The collection concludes with Houlgate's "Hegel, Danto and the 'End of Art'," wherein Houlgate applies his formidable knowledge of Hegel's philosophy to map the exact depth and extent of Hegel's impact on Arthur Danto's understanding of the difference between art and non-art. After describing three different senses in which Hegel refers to the end of art, Houlgate reliably outlines Danto's position for comparison and contrast. Danto, as many know, after having considered the art historical and philosophical significance of Warhol's Brillo Boxes, maintained essentially that distinguishing art from non-art is not a perceptual, but a conceptual and philosophical matter.

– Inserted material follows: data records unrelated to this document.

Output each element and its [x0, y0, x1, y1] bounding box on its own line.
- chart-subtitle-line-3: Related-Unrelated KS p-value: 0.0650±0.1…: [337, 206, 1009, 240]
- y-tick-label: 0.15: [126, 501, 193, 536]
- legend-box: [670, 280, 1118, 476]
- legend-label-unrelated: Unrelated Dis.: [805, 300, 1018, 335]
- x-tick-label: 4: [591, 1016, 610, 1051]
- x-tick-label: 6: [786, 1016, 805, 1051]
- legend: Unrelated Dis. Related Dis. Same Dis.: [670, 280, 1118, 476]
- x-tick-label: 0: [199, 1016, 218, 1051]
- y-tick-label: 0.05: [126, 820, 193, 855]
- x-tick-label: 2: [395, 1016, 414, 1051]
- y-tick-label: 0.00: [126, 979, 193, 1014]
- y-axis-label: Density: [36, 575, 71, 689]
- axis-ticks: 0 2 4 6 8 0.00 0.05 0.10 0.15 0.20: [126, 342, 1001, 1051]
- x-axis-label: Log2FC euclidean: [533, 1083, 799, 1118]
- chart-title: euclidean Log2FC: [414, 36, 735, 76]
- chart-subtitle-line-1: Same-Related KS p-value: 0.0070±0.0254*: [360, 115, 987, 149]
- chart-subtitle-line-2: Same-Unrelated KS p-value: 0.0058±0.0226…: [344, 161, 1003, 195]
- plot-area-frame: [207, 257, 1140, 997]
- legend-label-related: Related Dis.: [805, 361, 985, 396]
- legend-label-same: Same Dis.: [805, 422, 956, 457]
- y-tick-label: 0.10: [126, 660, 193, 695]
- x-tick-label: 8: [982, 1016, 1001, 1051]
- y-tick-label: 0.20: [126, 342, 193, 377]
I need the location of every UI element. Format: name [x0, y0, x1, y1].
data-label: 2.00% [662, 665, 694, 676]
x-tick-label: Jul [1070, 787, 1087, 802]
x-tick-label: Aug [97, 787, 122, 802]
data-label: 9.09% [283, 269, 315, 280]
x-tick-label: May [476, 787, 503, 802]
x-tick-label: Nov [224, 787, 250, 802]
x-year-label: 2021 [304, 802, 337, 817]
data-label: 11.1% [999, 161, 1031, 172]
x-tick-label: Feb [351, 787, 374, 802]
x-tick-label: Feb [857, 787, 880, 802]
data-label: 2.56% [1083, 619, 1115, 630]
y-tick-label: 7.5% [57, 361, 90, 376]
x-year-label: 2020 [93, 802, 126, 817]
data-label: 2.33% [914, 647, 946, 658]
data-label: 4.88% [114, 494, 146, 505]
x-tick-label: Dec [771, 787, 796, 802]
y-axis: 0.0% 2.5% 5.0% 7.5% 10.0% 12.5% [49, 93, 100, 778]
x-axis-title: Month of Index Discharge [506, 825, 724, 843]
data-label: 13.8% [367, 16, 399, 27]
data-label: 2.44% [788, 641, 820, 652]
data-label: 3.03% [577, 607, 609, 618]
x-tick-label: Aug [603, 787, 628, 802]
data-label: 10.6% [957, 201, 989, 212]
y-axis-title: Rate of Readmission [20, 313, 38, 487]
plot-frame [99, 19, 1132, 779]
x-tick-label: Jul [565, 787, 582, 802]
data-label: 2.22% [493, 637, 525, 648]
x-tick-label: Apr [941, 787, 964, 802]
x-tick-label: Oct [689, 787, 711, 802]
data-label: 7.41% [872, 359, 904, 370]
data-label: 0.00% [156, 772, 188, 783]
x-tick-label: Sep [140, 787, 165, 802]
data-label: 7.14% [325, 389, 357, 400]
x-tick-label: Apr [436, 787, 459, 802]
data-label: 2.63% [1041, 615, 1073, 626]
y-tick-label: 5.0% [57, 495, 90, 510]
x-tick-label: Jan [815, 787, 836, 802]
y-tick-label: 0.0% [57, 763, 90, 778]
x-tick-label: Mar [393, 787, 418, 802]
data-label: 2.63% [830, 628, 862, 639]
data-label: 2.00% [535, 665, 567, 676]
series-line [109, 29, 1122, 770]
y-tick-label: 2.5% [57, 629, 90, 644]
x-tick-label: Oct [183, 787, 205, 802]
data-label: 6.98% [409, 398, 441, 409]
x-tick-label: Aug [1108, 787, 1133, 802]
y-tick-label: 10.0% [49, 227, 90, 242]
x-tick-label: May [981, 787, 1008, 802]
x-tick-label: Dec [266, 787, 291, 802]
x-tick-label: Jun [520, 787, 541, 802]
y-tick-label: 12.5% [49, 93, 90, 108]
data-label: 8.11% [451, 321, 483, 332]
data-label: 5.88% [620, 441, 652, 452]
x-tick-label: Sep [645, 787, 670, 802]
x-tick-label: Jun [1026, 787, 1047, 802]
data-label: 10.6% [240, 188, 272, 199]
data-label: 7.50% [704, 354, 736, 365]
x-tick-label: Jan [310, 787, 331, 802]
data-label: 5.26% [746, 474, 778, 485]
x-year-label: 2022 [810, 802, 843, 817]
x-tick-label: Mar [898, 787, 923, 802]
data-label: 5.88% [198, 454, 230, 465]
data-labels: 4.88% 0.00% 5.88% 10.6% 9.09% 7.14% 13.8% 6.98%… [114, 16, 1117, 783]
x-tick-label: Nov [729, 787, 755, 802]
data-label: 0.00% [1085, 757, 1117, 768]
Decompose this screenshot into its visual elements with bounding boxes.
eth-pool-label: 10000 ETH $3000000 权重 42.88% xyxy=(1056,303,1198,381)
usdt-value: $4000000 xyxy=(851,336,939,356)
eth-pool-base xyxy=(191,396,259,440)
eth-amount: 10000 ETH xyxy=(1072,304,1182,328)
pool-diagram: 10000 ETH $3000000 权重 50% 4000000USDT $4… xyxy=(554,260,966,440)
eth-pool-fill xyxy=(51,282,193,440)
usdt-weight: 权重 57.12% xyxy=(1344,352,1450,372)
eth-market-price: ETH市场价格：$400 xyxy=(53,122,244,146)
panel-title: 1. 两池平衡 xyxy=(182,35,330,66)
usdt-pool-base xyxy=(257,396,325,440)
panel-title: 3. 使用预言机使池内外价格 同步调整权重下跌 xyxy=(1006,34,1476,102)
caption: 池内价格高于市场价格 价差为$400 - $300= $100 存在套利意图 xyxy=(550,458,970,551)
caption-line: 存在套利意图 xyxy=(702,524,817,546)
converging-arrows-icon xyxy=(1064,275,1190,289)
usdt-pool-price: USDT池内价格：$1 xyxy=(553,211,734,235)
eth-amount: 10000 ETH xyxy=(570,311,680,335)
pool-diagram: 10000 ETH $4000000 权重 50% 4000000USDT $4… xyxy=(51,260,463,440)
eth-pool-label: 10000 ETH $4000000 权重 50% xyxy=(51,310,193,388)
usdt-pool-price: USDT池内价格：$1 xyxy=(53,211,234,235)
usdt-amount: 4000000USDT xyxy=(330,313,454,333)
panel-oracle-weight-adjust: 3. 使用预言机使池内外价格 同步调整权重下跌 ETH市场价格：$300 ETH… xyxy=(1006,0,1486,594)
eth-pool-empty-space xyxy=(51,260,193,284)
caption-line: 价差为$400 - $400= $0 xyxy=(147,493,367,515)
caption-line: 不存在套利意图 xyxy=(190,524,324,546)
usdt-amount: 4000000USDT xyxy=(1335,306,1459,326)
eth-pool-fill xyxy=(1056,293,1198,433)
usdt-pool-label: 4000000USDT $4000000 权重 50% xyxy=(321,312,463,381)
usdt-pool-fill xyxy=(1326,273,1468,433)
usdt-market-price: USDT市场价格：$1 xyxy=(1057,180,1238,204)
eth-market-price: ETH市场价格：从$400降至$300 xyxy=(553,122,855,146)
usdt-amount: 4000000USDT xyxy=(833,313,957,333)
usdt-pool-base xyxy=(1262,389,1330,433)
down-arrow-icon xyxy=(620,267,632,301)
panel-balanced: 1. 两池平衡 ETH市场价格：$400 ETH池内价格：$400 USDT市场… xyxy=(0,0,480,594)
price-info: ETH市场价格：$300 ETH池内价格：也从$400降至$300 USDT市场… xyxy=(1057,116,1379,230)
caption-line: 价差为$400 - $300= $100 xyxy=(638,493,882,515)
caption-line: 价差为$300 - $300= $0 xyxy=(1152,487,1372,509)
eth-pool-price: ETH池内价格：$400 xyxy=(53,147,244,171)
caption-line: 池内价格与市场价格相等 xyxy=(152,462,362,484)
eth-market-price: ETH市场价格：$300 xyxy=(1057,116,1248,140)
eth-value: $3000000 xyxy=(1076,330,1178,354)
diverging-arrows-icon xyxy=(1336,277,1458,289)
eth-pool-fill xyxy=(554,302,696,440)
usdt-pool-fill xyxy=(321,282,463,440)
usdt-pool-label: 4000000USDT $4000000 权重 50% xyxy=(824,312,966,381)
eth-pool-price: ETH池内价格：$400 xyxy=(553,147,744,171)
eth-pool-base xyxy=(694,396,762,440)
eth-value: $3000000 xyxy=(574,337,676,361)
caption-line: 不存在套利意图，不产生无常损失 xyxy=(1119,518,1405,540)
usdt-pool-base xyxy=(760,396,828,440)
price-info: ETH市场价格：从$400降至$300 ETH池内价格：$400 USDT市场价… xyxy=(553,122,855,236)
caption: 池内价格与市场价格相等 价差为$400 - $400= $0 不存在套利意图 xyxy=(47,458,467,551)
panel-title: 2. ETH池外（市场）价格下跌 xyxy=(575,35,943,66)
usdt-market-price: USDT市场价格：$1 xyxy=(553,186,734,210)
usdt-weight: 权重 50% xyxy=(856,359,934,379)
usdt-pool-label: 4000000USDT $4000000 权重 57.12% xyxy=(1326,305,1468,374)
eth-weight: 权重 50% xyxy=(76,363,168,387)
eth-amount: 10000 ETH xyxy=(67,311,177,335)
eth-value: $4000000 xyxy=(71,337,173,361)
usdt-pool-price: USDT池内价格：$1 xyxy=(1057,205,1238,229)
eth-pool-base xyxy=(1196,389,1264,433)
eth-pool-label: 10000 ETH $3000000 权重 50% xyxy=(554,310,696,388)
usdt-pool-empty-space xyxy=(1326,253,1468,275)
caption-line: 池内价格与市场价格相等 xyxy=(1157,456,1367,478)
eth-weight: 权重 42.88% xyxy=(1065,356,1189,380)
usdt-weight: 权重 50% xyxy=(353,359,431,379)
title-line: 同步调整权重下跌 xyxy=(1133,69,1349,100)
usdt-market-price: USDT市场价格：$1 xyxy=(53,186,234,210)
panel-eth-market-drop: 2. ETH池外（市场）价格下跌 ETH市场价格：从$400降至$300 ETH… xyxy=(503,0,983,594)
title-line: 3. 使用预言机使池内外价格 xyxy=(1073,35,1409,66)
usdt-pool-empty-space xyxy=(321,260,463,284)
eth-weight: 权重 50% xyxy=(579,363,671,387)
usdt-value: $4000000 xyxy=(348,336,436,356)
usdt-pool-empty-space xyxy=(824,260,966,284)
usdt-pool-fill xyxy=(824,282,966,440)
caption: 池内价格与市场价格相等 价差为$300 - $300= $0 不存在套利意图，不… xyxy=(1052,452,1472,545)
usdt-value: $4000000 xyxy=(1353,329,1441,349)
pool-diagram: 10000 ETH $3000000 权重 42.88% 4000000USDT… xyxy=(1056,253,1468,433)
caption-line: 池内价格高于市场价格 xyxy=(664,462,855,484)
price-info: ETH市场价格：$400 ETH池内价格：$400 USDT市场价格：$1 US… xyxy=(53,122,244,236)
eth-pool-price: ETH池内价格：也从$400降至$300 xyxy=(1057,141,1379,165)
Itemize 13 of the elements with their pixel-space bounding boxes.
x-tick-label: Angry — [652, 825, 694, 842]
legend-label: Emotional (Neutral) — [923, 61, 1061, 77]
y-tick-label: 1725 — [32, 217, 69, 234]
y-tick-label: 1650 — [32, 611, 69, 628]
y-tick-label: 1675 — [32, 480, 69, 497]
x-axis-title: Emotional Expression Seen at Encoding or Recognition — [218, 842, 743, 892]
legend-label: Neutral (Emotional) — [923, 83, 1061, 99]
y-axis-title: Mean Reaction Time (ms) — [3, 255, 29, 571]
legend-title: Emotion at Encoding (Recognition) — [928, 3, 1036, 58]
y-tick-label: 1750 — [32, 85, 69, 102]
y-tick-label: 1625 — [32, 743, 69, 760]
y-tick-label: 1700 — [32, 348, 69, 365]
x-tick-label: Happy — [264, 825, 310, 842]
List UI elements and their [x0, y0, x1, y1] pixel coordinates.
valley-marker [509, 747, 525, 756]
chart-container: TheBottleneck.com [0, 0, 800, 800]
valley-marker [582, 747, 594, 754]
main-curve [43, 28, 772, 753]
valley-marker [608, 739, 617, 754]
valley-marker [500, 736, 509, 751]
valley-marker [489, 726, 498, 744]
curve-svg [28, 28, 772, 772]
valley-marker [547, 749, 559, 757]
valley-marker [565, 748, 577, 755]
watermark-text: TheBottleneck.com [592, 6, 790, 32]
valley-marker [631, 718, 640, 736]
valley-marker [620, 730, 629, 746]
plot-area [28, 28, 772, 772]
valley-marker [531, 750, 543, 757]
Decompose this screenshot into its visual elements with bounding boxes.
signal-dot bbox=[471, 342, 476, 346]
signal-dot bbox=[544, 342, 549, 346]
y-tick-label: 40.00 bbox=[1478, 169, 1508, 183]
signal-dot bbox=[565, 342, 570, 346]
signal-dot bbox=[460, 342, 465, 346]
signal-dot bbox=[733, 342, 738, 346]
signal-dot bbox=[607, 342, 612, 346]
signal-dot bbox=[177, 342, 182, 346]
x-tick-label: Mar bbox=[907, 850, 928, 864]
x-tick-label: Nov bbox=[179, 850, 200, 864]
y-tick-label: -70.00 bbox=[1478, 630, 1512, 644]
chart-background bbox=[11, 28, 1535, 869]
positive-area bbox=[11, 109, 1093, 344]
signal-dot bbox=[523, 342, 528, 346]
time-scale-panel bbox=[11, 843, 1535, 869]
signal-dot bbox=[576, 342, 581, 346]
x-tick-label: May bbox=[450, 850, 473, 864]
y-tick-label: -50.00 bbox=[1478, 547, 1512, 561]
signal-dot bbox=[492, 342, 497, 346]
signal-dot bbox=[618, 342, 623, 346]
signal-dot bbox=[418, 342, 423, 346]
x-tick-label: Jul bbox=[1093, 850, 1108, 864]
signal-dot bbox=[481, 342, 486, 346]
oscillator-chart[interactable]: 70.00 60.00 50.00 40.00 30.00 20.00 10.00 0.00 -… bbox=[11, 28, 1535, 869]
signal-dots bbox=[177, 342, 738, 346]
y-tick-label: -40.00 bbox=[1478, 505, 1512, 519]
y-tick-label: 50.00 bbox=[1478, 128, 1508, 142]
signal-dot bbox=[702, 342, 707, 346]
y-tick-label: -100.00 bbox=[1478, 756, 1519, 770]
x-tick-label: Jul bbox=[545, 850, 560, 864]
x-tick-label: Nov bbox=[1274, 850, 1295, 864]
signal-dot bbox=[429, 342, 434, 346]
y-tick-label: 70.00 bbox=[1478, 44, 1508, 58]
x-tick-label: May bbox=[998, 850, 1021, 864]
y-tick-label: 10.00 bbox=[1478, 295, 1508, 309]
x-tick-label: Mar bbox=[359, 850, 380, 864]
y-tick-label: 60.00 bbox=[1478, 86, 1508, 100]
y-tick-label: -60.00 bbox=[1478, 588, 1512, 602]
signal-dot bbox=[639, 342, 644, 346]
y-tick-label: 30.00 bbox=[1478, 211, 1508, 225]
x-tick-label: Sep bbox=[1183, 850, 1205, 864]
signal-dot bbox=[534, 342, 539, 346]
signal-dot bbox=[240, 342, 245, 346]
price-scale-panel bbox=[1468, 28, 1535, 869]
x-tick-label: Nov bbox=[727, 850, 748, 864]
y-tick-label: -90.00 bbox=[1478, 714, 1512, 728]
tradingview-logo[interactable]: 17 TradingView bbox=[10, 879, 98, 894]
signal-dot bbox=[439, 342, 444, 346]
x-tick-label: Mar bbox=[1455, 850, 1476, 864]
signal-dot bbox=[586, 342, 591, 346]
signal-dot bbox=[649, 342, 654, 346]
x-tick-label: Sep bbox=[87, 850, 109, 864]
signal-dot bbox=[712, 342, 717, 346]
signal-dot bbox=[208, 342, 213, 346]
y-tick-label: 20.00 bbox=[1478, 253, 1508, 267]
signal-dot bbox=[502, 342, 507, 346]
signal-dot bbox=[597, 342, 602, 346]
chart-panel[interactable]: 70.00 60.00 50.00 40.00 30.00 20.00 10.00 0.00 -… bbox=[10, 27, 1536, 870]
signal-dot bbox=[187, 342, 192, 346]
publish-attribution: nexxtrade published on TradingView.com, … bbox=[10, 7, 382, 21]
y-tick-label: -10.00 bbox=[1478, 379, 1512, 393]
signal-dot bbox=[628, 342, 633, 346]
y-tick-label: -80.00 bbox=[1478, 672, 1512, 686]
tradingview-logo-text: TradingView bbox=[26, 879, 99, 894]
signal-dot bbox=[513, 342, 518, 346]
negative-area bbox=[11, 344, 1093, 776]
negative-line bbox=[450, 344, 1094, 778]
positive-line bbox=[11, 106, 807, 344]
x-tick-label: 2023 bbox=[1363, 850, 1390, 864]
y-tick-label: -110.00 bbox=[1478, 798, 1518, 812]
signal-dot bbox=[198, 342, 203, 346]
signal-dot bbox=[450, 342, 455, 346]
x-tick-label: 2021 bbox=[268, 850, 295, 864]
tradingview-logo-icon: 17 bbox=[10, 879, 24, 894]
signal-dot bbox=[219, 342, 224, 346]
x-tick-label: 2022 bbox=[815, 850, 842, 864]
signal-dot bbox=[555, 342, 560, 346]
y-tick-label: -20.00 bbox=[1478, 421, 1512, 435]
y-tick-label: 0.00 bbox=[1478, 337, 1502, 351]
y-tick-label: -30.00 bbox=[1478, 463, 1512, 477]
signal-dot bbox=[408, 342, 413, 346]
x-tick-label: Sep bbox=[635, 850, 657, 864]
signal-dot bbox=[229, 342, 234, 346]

Houlgate brings Hegel to life by challenging Danto's claim that "there is no way works of art need to look" (p. 281), stating that from Hegel's own point of view, genuine works of art are indeed perceptually distinguishable from non-art. Defending Hegel's position, viz., that as a matter of logic, "essence must appear" (p. 286), Houlgate contends that Hegel's logic is presuppositionless, unprejudiced, and convincing. Whether Houlgate is correct -- and his advocacy of a presuppositionless beginning may seem quixotic -- or whether Warhol's Brillo Boxes or Duchamp's Fountain, when appreciated through Danto's philosophy of art, succeed in reducing Hegel's perception-fastened position to absurdity, we can leave as a matter of future debate.

In sum, The Impact of Idealism, Volume III, contains some exciting and worthwhile essays, all of which are well-written. No one is likely to be familiar with the full range of topics addressed, so for anyone interested in the legacy of German Idealism in aesthetics and literature, it will be easy to find some rewarding essays therein.


[1] Richard Gott, "Karl Krause and the Ideological Origins of the Cuban Revolution," University of London, Institute of Latin American Studies, Occasional Papers No. 28, 2002.